Vincenzo Susca : A partir de la naissance de celui que M. McLuhan appelle le village global dans les années 60, par la mise en place globale et massive des médias électroniques, la distance entre les individus s’est réduite. Nous avons été impliqués dans un réseau de relations d’interdépendance prônant l’ubiquité et le temps réel. Dans ce contexte, plus de distance et de recul. L’autre est rentré de plein pied dans la vie intime de tout individu. Les émojis sont le résultat de ces communions festives denses de passions, où ce n’est plus la raison qui dirige les sens, mais les sens qui pensent. Il y là un passage crucial pour nos cultures, celui de l’opinion publique à l’émotion publique.
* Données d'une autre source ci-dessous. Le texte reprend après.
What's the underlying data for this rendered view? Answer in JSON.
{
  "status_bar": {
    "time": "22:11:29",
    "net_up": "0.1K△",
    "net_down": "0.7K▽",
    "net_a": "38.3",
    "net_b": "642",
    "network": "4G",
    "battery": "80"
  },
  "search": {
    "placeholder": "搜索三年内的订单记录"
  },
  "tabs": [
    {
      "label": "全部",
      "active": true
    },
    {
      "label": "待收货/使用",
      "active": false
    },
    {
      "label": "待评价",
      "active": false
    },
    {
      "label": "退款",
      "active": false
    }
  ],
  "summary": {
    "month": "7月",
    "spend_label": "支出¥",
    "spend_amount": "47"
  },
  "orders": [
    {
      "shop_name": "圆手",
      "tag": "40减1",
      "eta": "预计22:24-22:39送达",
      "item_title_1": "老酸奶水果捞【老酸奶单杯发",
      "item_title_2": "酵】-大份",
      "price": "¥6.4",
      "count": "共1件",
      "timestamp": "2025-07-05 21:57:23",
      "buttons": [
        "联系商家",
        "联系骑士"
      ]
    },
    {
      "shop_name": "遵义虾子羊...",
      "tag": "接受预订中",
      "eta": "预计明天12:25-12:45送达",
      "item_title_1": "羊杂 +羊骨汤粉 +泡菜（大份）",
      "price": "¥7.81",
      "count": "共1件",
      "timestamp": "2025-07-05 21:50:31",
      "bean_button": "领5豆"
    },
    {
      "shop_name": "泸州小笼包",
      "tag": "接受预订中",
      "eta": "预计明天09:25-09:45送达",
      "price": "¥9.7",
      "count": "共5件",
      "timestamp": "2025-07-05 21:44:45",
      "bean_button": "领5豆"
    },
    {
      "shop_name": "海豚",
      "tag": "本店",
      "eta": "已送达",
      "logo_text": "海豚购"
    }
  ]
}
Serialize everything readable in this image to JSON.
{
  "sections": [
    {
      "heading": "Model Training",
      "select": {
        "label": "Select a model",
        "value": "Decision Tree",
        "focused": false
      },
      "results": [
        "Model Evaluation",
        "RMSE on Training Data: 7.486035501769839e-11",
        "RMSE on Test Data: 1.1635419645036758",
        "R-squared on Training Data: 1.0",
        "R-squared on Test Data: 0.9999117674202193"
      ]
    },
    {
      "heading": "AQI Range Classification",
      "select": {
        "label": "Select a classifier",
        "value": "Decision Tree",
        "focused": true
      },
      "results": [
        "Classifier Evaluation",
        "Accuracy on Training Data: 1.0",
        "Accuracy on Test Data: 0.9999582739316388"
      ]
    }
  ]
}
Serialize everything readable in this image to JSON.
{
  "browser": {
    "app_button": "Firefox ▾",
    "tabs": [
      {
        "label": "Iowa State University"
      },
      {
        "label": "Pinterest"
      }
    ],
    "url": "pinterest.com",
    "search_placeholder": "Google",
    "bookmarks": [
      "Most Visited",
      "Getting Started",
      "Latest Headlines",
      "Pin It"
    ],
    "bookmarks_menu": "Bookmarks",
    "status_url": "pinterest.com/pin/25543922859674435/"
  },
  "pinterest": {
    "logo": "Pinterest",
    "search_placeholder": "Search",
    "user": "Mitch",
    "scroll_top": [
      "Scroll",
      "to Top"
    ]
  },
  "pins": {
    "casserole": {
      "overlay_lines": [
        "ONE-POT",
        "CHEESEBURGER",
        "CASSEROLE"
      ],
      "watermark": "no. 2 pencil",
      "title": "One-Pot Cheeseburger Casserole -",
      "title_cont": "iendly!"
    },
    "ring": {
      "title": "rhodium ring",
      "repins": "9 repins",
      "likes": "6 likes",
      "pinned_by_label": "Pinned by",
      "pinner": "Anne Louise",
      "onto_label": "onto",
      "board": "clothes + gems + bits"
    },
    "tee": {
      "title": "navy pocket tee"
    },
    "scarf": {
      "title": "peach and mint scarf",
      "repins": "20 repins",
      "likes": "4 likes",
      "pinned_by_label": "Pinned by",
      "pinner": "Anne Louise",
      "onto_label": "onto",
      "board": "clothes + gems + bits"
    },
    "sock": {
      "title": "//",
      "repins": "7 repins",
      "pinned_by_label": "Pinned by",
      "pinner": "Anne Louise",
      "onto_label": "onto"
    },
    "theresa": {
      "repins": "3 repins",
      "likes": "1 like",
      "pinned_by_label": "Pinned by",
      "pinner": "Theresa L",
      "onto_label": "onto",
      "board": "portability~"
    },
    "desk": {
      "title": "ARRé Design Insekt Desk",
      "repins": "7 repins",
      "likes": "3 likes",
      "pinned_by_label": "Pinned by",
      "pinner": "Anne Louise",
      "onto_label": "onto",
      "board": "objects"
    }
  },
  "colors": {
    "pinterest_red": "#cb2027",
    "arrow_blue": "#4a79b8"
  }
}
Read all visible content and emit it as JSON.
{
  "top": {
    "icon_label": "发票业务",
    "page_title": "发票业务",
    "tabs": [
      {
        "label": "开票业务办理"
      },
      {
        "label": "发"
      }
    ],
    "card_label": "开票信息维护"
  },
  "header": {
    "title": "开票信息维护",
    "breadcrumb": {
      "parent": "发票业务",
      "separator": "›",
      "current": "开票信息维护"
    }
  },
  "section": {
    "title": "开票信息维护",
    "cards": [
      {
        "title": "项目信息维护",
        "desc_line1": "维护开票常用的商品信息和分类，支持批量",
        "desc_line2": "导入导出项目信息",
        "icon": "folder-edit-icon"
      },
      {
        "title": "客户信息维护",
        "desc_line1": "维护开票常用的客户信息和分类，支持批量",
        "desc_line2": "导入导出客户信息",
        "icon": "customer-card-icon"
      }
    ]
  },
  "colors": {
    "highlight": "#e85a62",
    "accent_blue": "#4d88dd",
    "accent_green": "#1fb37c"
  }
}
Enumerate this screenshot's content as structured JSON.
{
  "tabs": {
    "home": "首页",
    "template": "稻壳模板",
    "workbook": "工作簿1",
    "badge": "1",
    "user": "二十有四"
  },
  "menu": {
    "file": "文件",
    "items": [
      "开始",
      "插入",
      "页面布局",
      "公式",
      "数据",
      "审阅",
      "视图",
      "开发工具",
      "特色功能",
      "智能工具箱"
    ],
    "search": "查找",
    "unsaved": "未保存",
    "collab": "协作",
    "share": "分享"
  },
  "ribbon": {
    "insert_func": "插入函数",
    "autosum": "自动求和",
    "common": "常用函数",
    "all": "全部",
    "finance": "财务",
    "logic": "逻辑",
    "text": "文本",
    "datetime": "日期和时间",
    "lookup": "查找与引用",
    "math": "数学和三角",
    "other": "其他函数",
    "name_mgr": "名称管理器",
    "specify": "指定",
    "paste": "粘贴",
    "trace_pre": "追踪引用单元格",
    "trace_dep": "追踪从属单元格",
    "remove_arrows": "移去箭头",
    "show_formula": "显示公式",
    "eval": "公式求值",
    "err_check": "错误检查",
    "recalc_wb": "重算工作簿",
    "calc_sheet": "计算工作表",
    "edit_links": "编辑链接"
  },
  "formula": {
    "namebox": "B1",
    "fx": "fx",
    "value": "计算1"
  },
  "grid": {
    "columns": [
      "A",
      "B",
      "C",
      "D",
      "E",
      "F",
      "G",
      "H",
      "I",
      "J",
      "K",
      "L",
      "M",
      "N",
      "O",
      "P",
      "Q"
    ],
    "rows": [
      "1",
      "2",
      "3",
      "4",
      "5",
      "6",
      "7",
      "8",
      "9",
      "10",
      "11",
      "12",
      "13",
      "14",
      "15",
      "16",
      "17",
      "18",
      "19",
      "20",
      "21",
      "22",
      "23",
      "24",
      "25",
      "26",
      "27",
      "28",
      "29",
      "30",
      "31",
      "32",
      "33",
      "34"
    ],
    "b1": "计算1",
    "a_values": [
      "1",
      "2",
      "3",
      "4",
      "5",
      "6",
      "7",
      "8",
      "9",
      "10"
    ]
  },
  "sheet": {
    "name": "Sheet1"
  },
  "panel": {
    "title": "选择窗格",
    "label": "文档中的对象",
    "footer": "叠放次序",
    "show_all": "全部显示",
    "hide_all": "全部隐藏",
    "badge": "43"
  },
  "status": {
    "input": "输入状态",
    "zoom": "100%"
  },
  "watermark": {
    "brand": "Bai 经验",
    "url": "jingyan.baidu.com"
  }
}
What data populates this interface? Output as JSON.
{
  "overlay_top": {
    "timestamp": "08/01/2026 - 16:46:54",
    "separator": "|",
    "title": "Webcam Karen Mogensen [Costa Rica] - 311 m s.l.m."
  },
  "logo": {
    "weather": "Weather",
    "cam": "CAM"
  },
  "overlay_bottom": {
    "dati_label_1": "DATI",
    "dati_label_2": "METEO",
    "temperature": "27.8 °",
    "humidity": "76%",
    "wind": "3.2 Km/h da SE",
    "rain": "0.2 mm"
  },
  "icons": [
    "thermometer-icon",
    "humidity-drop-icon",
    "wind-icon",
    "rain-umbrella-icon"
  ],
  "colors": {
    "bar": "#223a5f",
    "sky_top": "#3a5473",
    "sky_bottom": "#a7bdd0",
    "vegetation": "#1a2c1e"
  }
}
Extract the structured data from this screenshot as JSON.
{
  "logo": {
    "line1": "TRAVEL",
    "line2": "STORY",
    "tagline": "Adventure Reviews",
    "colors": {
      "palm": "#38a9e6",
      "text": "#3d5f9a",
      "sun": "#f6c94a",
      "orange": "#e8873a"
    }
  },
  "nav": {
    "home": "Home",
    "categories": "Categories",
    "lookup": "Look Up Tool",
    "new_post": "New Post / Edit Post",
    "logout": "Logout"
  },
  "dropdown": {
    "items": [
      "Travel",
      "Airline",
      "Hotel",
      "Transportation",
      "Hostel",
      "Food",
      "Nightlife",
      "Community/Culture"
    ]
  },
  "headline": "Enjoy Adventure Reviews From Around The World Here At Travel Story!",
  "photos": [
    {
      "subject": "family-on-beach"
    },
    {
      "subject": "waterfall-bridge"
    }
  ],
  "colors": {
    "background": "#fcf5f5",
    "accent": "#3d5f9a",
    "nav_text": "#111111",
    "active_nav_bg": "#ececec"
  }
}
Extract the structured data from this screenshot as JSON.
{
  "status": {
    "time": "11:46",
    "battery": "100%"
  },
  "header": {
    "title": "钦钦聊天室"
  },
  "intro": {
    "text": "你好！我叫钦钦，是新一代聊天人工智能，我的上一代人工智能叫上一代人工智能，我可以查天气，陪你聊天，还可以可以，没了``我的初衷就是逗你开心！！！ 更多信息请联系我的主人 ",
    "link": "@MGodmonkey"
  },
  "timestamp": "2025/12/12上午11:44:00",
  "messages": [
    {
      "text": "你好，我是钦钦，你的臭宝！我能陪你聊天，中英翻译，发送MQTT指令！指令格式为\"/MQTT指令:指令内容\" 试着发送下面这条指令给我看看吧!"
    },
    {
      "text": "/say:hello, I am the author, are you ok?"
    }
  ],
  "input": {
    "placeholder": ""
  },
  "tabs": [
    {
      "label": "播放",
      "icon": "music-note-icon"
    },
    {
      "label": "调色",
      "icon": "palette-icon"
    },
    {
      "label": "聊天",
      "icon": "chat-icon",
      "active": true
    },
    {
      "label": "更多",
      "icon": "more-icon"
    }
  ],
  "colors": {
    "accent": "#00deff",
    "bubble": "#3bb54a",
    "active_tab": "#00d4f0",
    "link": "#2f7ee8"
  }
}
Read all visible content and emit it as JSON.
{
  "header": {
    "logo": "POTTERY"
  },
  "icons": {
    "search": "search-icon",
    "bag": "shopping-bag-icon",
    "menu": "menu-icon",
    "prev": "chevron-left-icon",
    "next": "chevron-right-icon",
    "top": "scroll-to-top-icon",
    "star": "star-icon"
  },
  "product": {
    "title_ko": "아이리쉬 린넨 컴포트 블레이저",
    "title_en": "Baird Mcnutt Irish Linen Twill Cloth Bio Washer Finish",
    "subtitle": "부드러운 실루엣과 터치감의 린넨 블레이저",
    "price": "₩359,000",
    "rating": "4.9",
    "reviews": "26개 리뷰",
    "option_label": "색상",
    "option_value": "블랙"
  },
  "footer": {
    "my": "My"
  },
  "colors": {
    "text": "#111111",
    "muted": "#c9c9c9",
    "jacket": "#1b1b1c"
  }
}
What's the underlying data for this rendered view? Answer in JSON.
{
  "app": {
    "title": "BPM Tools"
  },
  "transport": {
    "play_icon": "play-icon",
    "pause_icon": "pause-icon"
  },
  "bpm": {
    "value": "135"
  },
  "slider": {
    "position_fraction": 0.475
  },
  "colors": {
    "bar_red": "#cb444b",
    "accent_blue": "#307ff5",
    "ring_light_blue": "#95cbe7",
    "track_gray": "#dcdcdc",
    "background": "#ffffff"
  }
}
En modifiant la communication de millions de personnes à travers le monde, les GIF, mêmes et émojis ont-ils rendu les autres moyens d’expressions plat et sans saveur ? Est-ce devenu plus facile d’exprimer ses émotions à l’aide de ces images ?

Vincenzo Susca : Il y a quelque année, j’ai demandé à mes étudiants pourquoi ils utilisent si facilement les émojis. Ils m’ont répondu que pour eux c’était « plus facile et rapide ». Pour moi, par exemple, c’est le contraire ! Je crois, en effet, que pour les générations nées avec le smartphone, baignées dans la culture numérique, ces formes de communications sont primordiales : elles sont leur véritable langage et deviennent de plus en plus fines et précises, en arrivant à représenter une série chaque jour plus nourrie de sensations. Désormais, d’ailleurs, tout en chacun a son émoji (bitmoji). Cela probablement appauvri le langage écrit et oral, mais développe un nouveau langage qui peut déranger les élites et les intellectuels, mais a un sens social, anthropologique et culturel indéniable. Qu’ils nous plaisent ou pas, pour ne pas être des analphabètes nous devrons apprendre la communication des Gifs, des émojis, des mèmes, des stories et des reels.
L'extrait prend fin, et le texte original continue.